Joanna Senyszyn wystartowała w wyborach prezydenckich i zdobyła w pierwszej turze zdobyła 1,09 proc. poparcia, czyli 214 195 głosów. W trakcie "Wielkiego Marszu Patriotów" w Warszawie wśród wielu przemawiających głos zabrała Joanna Senyszyn. Przekazała Małgorzacie Trzaskowskiej, żonie kandydata na prezydenta RP Rafała Trzaskowskiego swoje czerwone korale. Jak ustaliła "Gazeta Wyborcza", czerwone korale towarzyszą polityczce od ok. 15 lat.

Joanna Senyszyn: koniec z podziałami

Koniec z podziałami. Nie chcemy podzielonej Polski. Musimy się szanować. Różnorodność jest zaletą, a nie wadą - powiedziała Joanna Senyszyn. Niech do Pałacu Prezydenckiego powędrują czerwone korale, które mają zaczarowaną moc - stwierdziła Senyszyn, nakładając korale na szyje Małgorzaty Trzaskowskiej. Mnie Rafał niczego nie obiecywał, bo ja nie oczekuję obietnic. Ja oczekuję demokratycznego, praworządnego prezydenta, a po wyborach będziemy rozmawiać wspólnie jak to zrobić - dodała.

Reklama

Idolka generacji Zet

Joanna Senyszyn podczas kampanii prezydenckiej przed pierwszą turą zyskała ogromną popularność wśród przedstawicieli generacji Zet. Czerwone korale oraz charakterystyczny gest uniesionych rąk stały się jej znakami rozpoznawczymi. Polityczka lewicy, znana z dużego dystansu do siebie, szybko stała się jedną z najbardziej rozpozna walnych postaci w mediach społecznościowych, zyskując miano "imperatorki".
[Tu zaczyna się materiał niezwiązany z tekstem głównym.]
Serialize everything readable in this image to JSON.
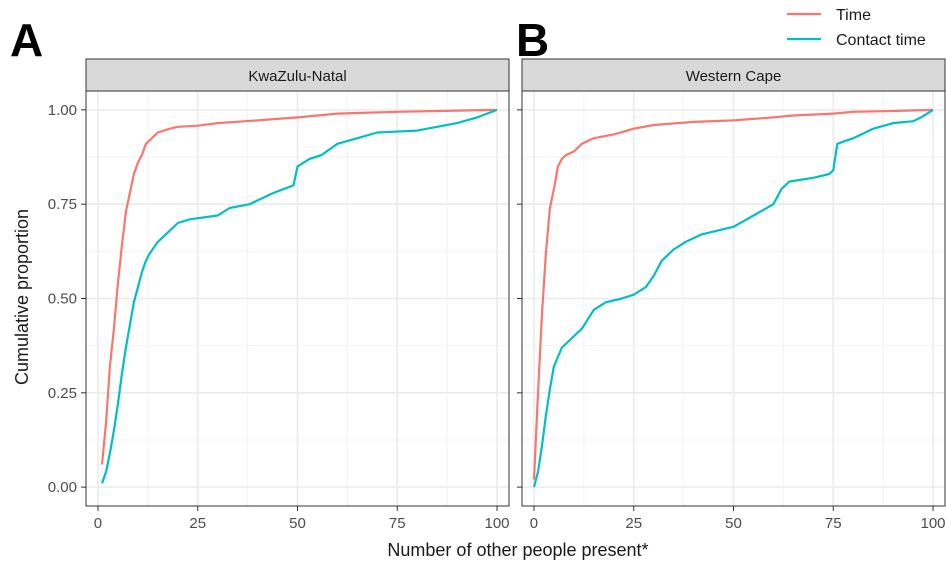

O swoich czerwonych koralach i o internetowym fenomenie opowiedziała w najnowszym wydaniu "Halo tu Polsat": Halo kochani, tu czerwone korale - przywitała widzów. Dodatkowo prowadzący zaskoczyli polityczkę prezentem - wręczyli jej kolejne czerwone korale.

"Matka terminu kaczyzm"

Wręczając czerwone korale, myślę, że zachęciłam wiele osób, które chciały, aby czerwone korale znalazły się w Pałacu Prezydenckim - wytłumaczyła, podkreślając, że skoro jest "matką terminu kaczyzm", to wybór między dwoma kandydatami był dla niej prosty: Ogłosiłam się matką całej Polski, wszystkich Polek i Polaków, ale okazało się, że dwóch moich synów się stara o Pałac Prezydencki w drugiej turze. Musiałam się na jednego zdecydować, a ponieważ jestem matką terminu »kaczyzm«, to właściwie było wiadomo, którego wybiorę - powiedziała Joanna Senyszyn.

Skąd się wzięły czerwone korale Joanny Senyszyn?

Reklama

Joanna Senyszyn opowiedziała również historię swoich czerwonych korali. Jako mała dziewczynka miałam strój krakowianki z czerwonymi koralami. Bardzo mi się to wtedy podobało. (...) Kiedy zostałam posłanką, dostałam prawdziwe czerwone korale z Małopolski, Świętokrzyskiego, Koła Gospodyń Wiejskich - zdradziła polityczka. Później przyłączył się jeszcze prezydent Majchrowski. (...) Także ileś tych sznurów miałam. Na początku nosiłam, (...) a później schowałam je do szuflady razem z inną biżuterią i zupełnie o nich zapomniałam. Gdzieś latem ubiegłego roku stwierdziłam, że one naprawdę do wszystkiego pasują, ożywiają i że są fantastyczne. I tak już zostało - wytłumaczyła Joanna Senyszyn. Dodała, że czerwone korale stały się ymbolem "mocy kobiet, feminizmu, ale także pojednania, które w Polsce jest bardzo potrzebne".

Joanna Senyszyn - idolka młodzieży

Joanna Senyszyn jest zdziwiona swoją popularnością wśród młodych osób w sieci i na początku nie wiedziała, skąd się ona wzięła. Mówią, że im się podoba to, że jestem autentyczna, jestem feministką i mówię prawdę. Nawet jest taki mem: »Senyszyn mówi, jak jest«. No i mówię, jak jest. Nie owijam w bawełnę - powiedziała.